The expanded FDA approval was supported by the ongoing Phase 2 PLEIADES trial in 66 patients with R/R multiple myeloma.
The study is designed to evaluate Darzalex Faspro, in combination with four standard-of-care treatment regimens in multiple myeloma patients.
According to updated data, Kyprolis plus Darzalex Faspro and dexamethasone showed similar response rates to those in the Phase 3 CANDOR study.
The ongoing Phase 2 trial showed an overall response rate of 84.8% with Darzalex Faspro-Kd, which is the primary endpoint of the study.
In a separate development, Amgen has released positive top-line results from the Phase 3 DISCREET Study of Otezla (apremilast) in treating genital psoriasis.

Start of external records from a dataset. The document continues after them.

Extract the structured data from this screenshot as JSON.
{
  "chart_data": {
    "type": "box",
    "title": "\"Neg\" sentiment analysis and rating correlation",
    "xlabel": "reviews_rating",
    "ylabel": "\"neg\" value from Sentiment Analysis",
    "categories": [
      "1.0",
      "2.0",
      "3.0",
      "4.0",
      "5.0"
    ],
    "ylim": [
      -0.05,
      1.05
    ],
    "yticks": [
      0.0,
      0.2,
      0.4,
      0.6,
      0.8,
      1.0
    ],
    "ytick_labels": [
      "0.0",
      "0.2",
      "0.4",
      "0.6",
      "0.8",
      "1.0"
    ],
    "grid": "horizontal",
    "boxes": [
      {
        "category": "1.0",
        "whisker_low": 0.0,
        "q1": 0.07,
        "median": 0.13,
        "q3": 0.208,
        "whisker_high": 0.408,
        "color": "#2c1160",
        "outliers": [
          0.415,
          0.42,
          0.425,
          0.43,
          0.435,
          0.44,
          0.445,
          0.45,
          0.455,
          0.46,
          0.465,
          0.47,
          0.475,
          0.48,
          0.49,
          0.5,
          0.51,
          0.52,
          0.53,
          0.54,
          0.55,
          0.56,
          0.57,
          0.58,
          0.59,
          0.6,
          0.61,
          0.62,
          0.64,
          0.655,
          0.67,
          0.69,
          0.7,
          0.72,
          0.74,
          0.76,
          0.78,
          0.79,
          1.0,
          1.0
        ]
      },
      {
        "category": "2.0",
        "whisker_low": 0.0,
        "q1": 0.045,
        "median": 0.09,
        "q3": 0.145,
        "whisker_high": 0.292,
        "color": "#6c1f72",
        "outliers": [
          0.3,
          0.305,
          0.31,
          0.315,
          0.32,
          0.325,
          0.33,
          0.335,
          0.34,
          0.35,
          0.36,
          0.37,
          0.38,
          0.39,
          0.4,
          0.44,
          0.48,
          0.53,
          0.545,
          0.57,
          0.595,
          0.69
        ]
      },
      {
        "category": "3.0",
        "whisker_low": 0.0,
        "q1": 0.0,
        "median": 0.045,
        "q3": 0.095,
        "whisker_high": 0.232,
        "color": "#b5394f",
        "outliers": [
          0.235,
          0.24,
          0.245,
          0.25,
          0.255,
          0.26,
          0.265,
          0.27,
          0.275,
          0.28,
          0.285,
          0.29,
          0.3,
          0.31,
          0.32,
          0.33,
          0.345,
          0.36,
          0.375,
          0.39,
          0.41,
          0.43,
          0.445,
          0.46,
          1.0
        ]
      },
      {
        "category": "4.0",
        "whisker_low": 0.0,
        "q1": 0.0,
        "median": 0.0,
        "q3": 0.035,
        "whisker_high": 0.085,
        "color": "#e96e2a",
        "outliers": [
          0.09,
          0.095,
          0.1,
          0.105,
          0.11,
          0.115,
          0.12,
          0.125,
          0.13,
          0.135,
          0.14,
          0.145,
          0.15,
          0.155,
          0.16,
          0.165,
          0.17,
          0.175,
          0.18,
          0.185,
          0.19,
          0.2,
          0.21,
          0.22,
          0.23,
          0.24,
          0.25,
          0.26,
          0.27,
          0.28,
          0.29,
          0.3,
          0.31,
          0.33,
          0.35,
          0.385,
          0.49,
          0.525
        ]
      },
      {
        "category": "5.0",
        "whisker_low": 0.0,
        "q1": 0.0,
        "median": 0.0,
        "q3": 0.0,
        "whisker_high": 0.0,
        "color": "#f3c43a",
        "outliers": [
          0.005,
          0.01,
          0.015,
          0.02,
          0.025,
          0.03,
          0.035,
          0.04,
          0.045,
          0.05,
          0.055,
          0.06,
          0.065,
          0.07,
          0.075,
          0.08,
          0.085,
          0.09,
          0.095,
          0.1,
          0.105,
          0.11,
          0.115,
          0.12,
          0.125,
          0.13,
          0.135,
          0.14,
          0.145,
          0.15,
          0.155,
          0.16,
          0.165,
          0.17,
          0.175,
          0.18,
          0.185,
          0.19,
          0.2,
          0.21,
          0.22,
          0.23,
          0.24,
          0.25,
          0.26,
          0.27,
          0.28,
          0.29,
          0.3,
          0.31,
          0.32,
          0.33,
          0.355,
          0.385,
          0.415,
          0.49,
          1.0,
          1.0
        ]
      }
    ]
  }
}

The study showed that Otezla as 30mg twice daily oral treatment has achieved a clinically meaningful and statistically significant improvement, compared to placebo.
It has met the primary endpoint of modified static Physician’s Global Assessment of Genitalia (sPGA-G) response at week 16.
Also, all secondary endpoints were met with meaningful and significant improvements in Genital Psoriasis Itch Numerical Rating Scale (GPI-NRS) response, at week 16.
Reese added: “Genital psoriasis is associated with a high level of stigmatization and burden of disease and can be experienced in up to 63% of psoriasis patients over the course of their disease.
“Despite the use of topical therapies for the treatment of genital psoriasis, many patients still have challenges managing their disease, prompting experts to recommend the use of systemic therapies.
“The results from the DISCREET trial further add to the growing body of evidence on the safety and effectiveness of Otezla in moderate to severe plaque psoriasis, including manifestations with high unmet medical needs, such as genital psoriasis.”